臨智雖然是個高級Alpha,但是他身世平平,根本找不到一個被權貴藏起來的Omega。那年所有人的重心在於覆原戰爭的創傷,一個多年進展艱難的數學項目,無人在意。

他抱著宋錦城的白大褂,上面還別著宋錦城的銘牌,在井渺曾經住過的房子等了一周。

最後看著新的住戶搬進來。

這個人就像從沒存在過一樣。

臨智還記得宋錦城決定讓井渺加入北極星的那天。十六歲的男性Omega,甚至還沒完成本科的課程,他清瘦漂亮,穿著宋錦城臨時給他的、並不合身的白色工作服,安靜地對著他們鞠躬。

那時他和其他人都在想,這個男孩子不該出現在這裏,他應該是電視上經常會看到的權貴人家的孩子、甚至是能代表城邦去參加外交的外交官或夫人。

直到他們共事一年多以後,臨智知道這才是北極星和宋錦城的希望。

當井渺的名字落在那份文獻的最前端時,沒有人不服。

他們對著最初的六座電力塔舉起酒杯:“敬北極星,敬世界平等。”

——宋錦城、臨智、張思月、尼克曼塔、井渺,願意為北極星一生專註熱忱,願意為世界點亮第七顆星星。

在席斯言他們為破解AS藥劑、研究基因阻斷劑的時候,這個世界上還有很多人為社會進步在不停地努力。

哪怕無人問津,哪怕前路漫長。

尼克曼塔在戰爭結束後的第三個月離開了北極星,他的孩子被檢查出嚴重的腺體癌,需要移植相同信息素或基因匹配80以上的腺體。

他是一個月桂花Alpha,稀有程度和領主兒子、那個有名的蘭花科學家差不多。他的孩子,很幸運、也很不幸的,和他一樣。

臨智和張思月或許知道,或許不知道,尼克曼塔與他們道別過後,人海裏再也沒有消息。

他們兩個人支撐不了這個項目,新加入的學生連第二階段的演算都弄不明白,更遑論突破井渺的第三階段雛形。

臨智親手把北極星移交了數學研究院,帶著宋錦城的那件白大褂。

北極星在戰爭結束後的第三年到了廣義第四階段。

它已經能應用到電流能量的方方面面,改變了很多人的生活,為能源節省做出了重大貢獻,北極星沒有降低隔離壁壘的消耗,但是讓隔離壁壘的最高等級突破了。

無數次試驗後,科學研究院宣布隔離壁壘能實現完全隔離,只要升級到最高,一個最高級和一個最低級,他們之間的距離就能縮短為5cm,絲毫不受影響。

信息素、基因、天賦,全都越不過去。

這也是在戰爭後,意義非凡、劃世紀的進步了。

全世界都在為此歡騰,可是裏面再沒有宋錦城的名字,它被寫上了“厄宴城邦數學研究院”。

臨智後來受到數院的招攬,他沒什麽猶豫就拒絕了這個一生的夢想,而是轉身去了電能站。

就算北極星不再刻著宋錦城的名字,他也想實現宋錦城最初的設想。

那個老人最初,是想把類似於核電站的消耗變成普通發電站,讓每一個家庭都能有隔離壁壘。

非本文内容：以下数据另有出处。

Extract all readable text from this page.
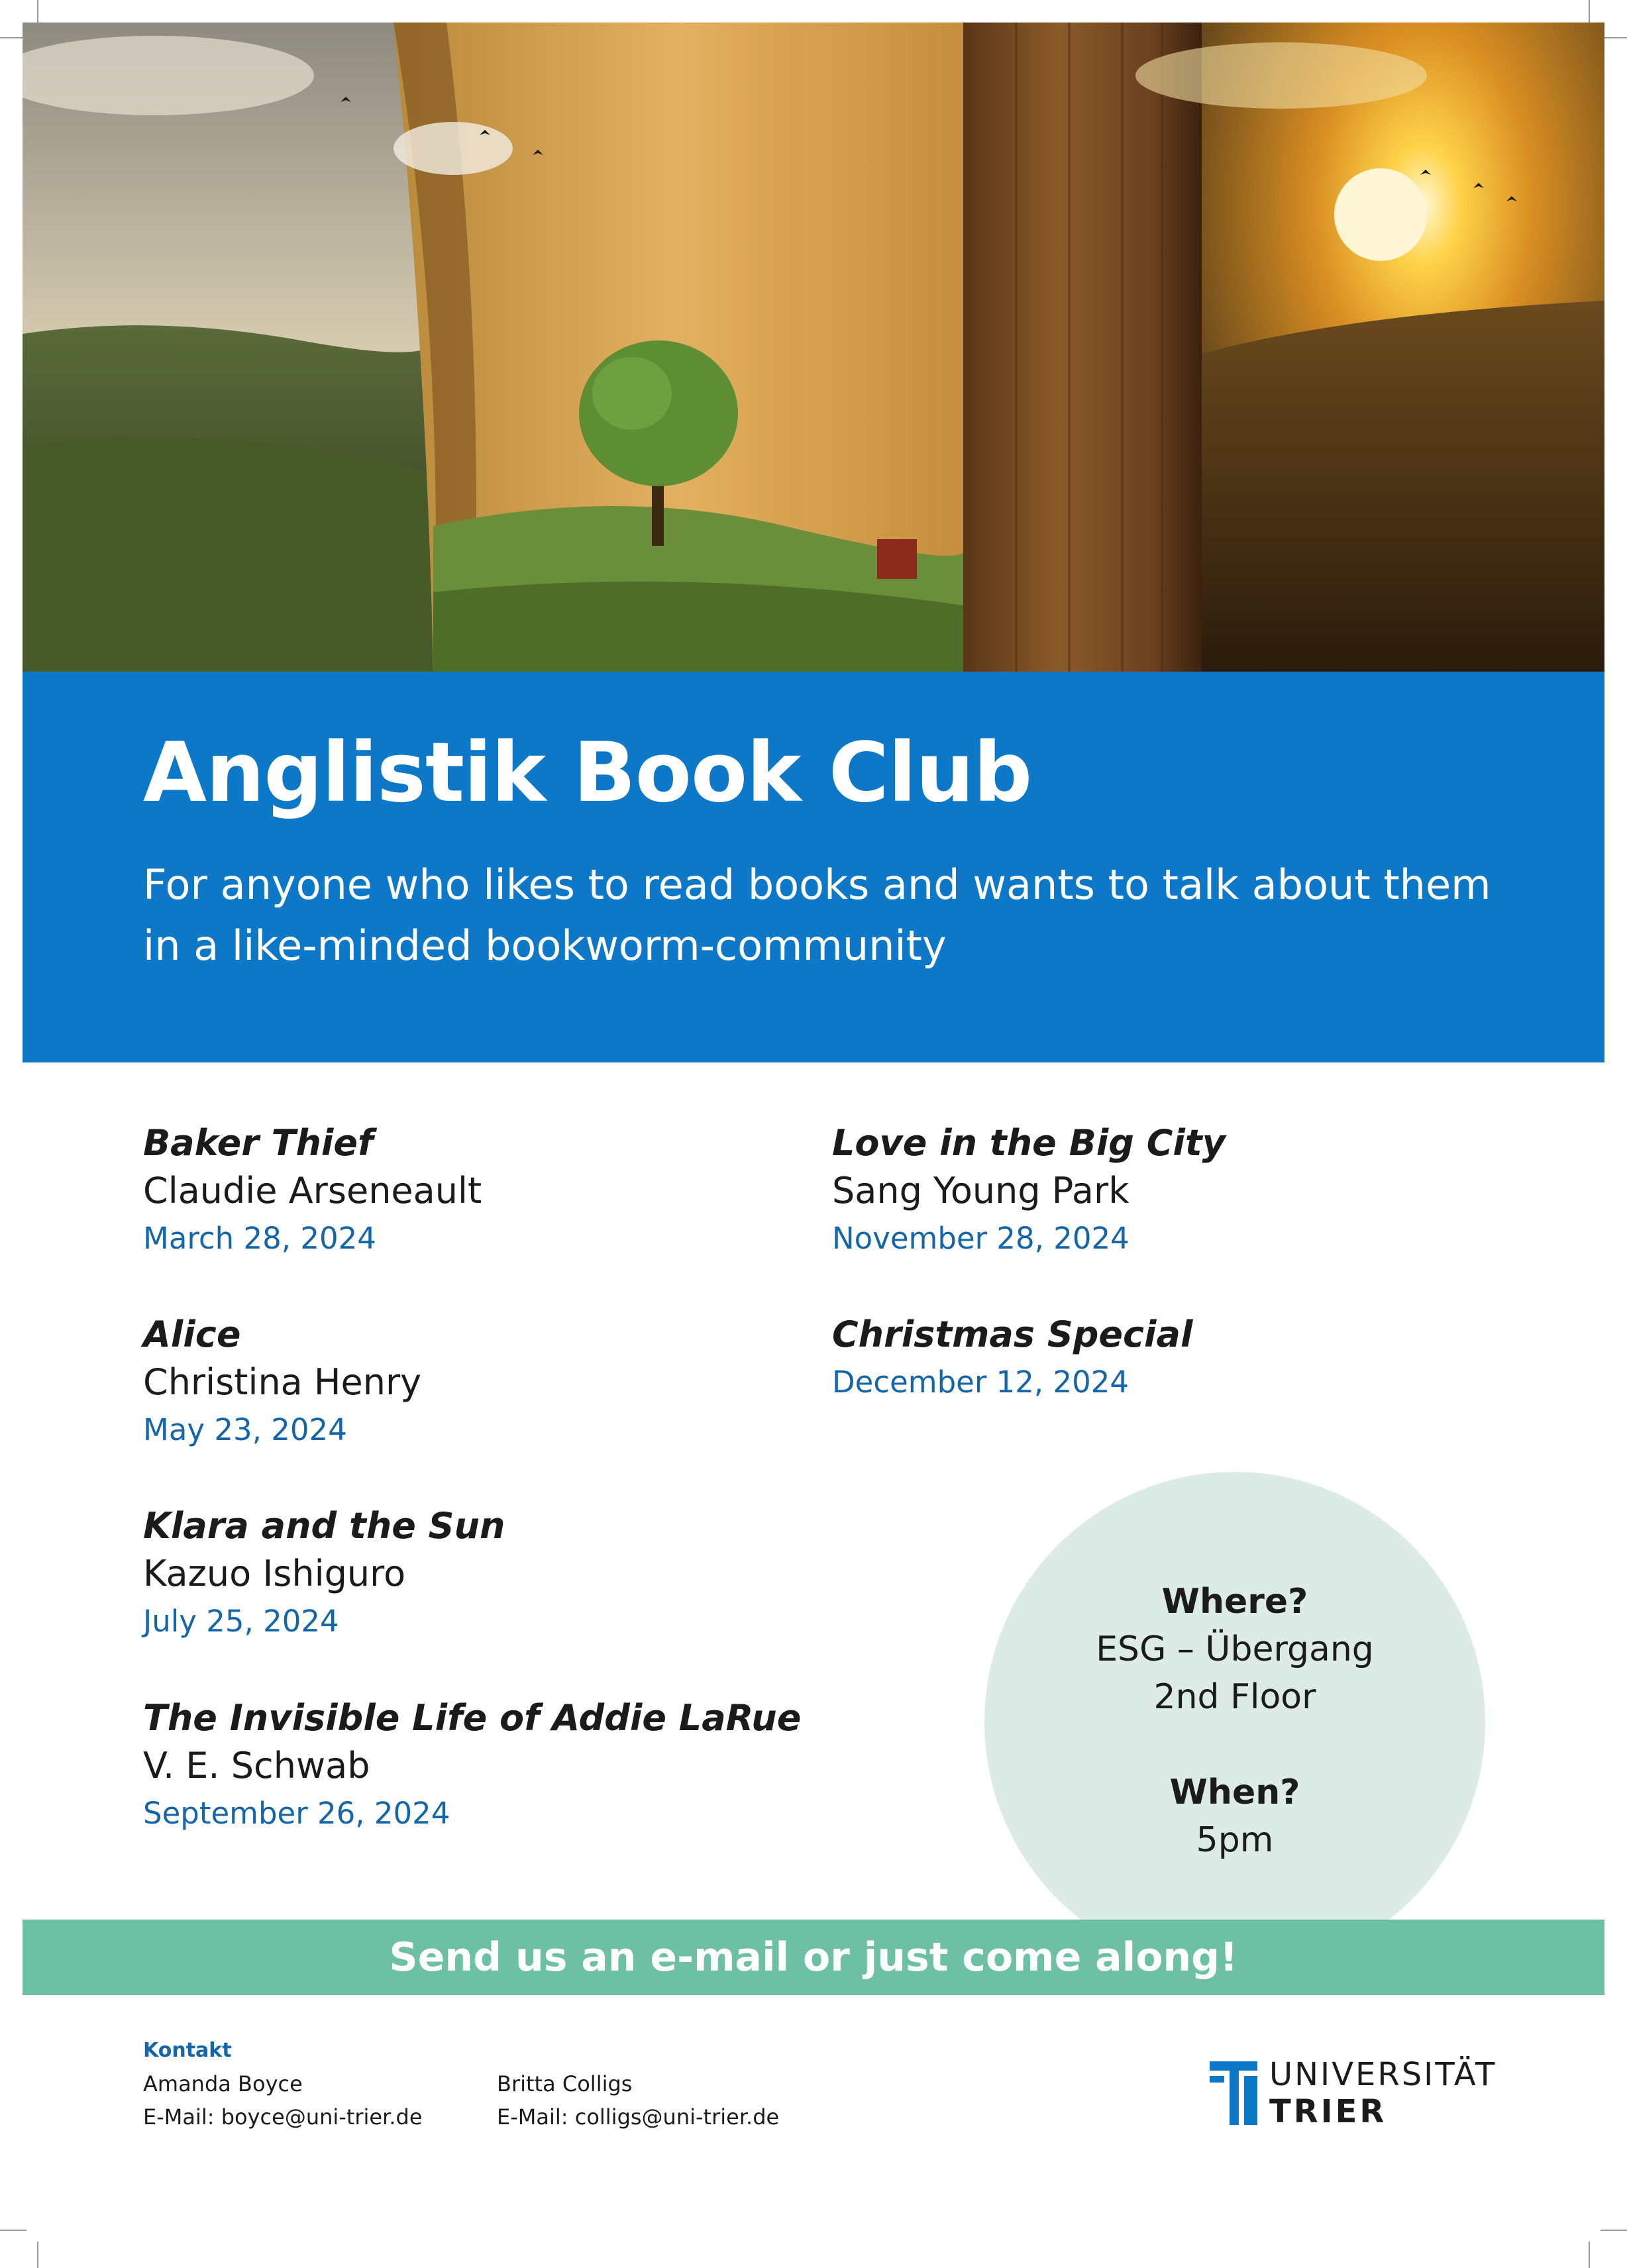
Anglistik Book Club

For anyone who likes to read books and wants to talk about them in a like-minded bookworm-community

Baker Thief
Claudie Arseneault
March 28, 2024
Alice
Christina Henry
May 23, 2024
Klara and the Sun
Kazuo Ishiguro
July 25, 2024
The Invisible Life of Addie LaRue
V. E. Schwab
September 26, 2024
Love in the Big City
Sang Young Park
November 28, 2024
Christmas Special
December 12, 2024
Where?
ESG – Übergang
2nd Floor
When?
5pm
Send us an e-mail or just come along!
Kontakt
Amanda Boyce
E-Mail: boyce@uni-trier.de
Britta Colligs
E-Mail: colligs@uni-trier.de
UNIVERSITÄT
TRIER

“也許......有一天,中途基因變化變為高級信息素的人們,不必再和自己的家人分開。雖然他們不能觸碰彼此,卻還能在同一個空間。”

井渺點點頭:“會的老師。”

臨智攬住井渺的肩膀,笑的陽光燦爛:“會的,基因阻斷劑會成功,北極星,也會成功的!”

會的。

可惜,不再會了。

臨智眼裏浸滿眼淚,痛苦繞著心臟爬到臉上,他盯著井渺那張不谙世事的臉,只覺得災難。

基因和戰爭是災難,交出去的北極星,也是災難。

井渺也是災難。

他背叛了理想和宣誓,他成為了臨智最初認為的人,別人家裏金貴的Omega。

美麗、高貴、脆弱。和他曾經的戰友井渺,沒有一點關系。

而今天,他看著這張熟悉的面孔走進第四政務大樓,就排在他前面四個人,在第三層面試。

臨智進去的時候,井渺剛出來,他的展示資料還在光屏上沒有完全退出。

面試官在他的學術成就上重重的標記了一個紅色五角星。

那裏寫著“Polaris新定理構想零號文件”。

臨智拽緊了自己的面試資料,幾乎要暈厥過去。

“我們竟然能同時面試到兩個北極星最初構想的數學家,真的非常榮幸,感謝您為人民與世界作出的努力。”面試官很高興地和他握手,“您可以回去等消息了。”

臨智強撐著和他們禮貌再見,跌跌撞撞地走出來。

你憑什麽加入天府澤?

背叛過信念的人,憑什麽?

你不配提到北極星。

你背叛了它。

井渺在他面前,一字一頓:“不認識你,不要糾纏我。”

五年,臨智以為他已經很平靜了,也釋懷了。而現在井渺讓這些痛苦清晰地呈現在他面前,殘忍地告訴他:“我不認識你,我忘記了。”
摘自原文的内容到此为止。